La palabra escrita se estudia en detalle, se aprende de memoria y es la norma indiscutible.
El cristianismo y el islam son también iconofóbicos y así queda escrito en diversos fragmentos de la Torá y después en el Pentateuco: No fabriques ídolos; no te hagas ninguna imagen de lo que hay en el cielo, aquí abajo en la tierra o en las aguas de aquí abajo (Éxodo 20,4 y tres cuartos de lo mismo en Deuteronomio 5, 6-21). Al dios del Antiguo Testamento se le oye pero casi no se le ve nunca.
El cristianismo sin embargo en la práctica acaba dejando de ser una religión monoteísta y adapta muchas formas del politeísmo romano. Hay un gran dios (que iconográficamente no acaba siendo muy importante), diosas, dioses pequeños, dioses secundarios, dioses locales. Santos, apóstoles, discípulos, evangelistas, ángeles, madres de dios, vírgenes de la cueva, de la fuente… santos de la montaña, marítimos, beatos, etc. que llenan el panteón cristiano, cada uno con atributos gráficos propios para ser identificados por los fieles.
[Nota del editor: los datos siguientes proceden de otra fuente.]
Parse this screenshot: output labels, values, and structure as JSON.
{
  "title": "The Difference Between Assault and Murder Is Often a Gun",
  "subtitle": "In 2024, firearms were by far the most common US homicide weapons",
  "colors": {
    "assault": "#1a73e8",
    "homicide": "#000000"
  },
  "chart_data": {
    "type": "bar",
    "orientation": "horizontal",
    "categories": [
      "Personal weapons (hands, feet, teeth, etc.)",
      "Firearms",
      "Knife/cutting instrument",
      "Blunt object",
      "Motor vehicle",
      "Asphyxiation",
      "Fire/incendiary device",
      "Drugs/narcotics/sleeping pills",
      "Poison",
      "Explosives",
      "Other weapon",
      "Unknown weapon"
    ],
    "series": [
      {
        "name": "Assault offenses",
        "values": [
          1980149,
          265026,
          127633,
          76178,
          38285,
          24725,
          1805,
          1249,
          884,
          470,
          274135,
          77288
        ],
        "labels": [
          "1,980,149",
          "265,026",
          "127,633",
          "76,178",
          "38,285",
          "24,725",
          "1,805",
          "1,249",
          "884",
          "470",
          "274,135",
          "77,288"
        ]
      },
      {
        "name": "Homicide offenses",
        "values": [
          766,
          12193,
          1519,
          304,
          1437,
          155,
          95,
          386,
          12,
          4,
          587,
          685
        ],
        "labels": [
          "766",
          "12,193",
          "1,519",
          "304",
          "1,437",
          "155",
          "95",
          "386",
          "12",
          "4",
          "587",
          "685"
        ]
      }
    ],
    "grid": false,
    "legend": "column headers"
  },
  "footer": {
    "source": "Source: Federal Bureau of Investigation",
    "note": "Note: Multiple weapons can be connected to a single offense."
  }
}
Esta tentación que la iconoclastia más rigurosa intenta combatir se resuelve en el Segundo Concilio de Nicea celebrado el 787 donde se decide que las imágenes se conviertan en el texto de los iletrados. Más adelante, a partir del concilio de Trento el 1563, en respuesta a la austera Reforma Protestante, se promovió todavía más el uso de las imágenes. En el barroco —el arte de la Contrarreforma Protestante— resurgió la preocupación por la imprecisión del significado de las imágenes. Empezó la tradición de Hieroglyphica de Horapolo, la edición de las colecciones de libros de divisas y emblemas o la más famosa Iconologia de Cesare Ripa que sirvió de referencia durante muchos años.
Así, en el mundo cristiano, mientras que la imagen fue evangelizadora y seductora —la propaganda para convertir creyentes, educarlos y seducirlos—, el texto por su lado siguió siendo la base ideológica de la doctrina. Pero justamente por su precisión, el texto fue motivo de división. El gran cisma que separó las iglesias de Oriente y Occidente arrastraba una disputa litúrgica sobre la expresión “Filioque” (“y del Hijo”) que aparecía en una declaración dogmática de la iglesia de Roma y que redefinía la naturaleza de el Espíritu Santo. Más adelante, las diputas planteadas por Lutero o Calvino tendrán como reclamación seguir más fielmente el texto de la Biblia y no la interpretación que hace Roma.
Las imágenes sugieren, invitan y nos provocan sensaciones que a veces cuesta verbalizar.
Pueden provocar asco, excitar sexualmente, abrirnos el apetito, hacer que compremos, etc. Son modelos a imitar, tendencias, invitaciones. En general son triviales y poco racionales.
Las palabras por su parte nos pueden convencer y hacer pensar. Son más explícitas mientras que las imágenes son más implícitas. Las imágenes nos pueden impulsar a un arrebato pero para enfriarnos nos construimos un discurso, nos hablamos a nosotros mismos. Las palabras son normas, leyes, prohibiciones, instrucciones. Las palabras del médico, del chamán, del juez, del cura o del psicoanalista curan, condenan o perdonan. Las imágenes no.
Hoy, en nuestro teléfono sigue pasando lo mismo.
En Instagram, la red de las imágenes, todo son sugerencias y placer. Podemos responder a las imágenes con algún comentario, pero principalmente lo marcamos con un corazón. Solo podemos amar (o comprar). Nadie se pelea en Instagram.
En el otro extremo tenemos Twitter: peleas, trolls, sarcasmo, reproches y quejas. Retweets, fotos de pantalla de tweets borrados, bromas sobre la ortografía de los otros. Ahora dices eso, pero antes decías esto otro. Texto sobre texto, como gran parte de la literatura.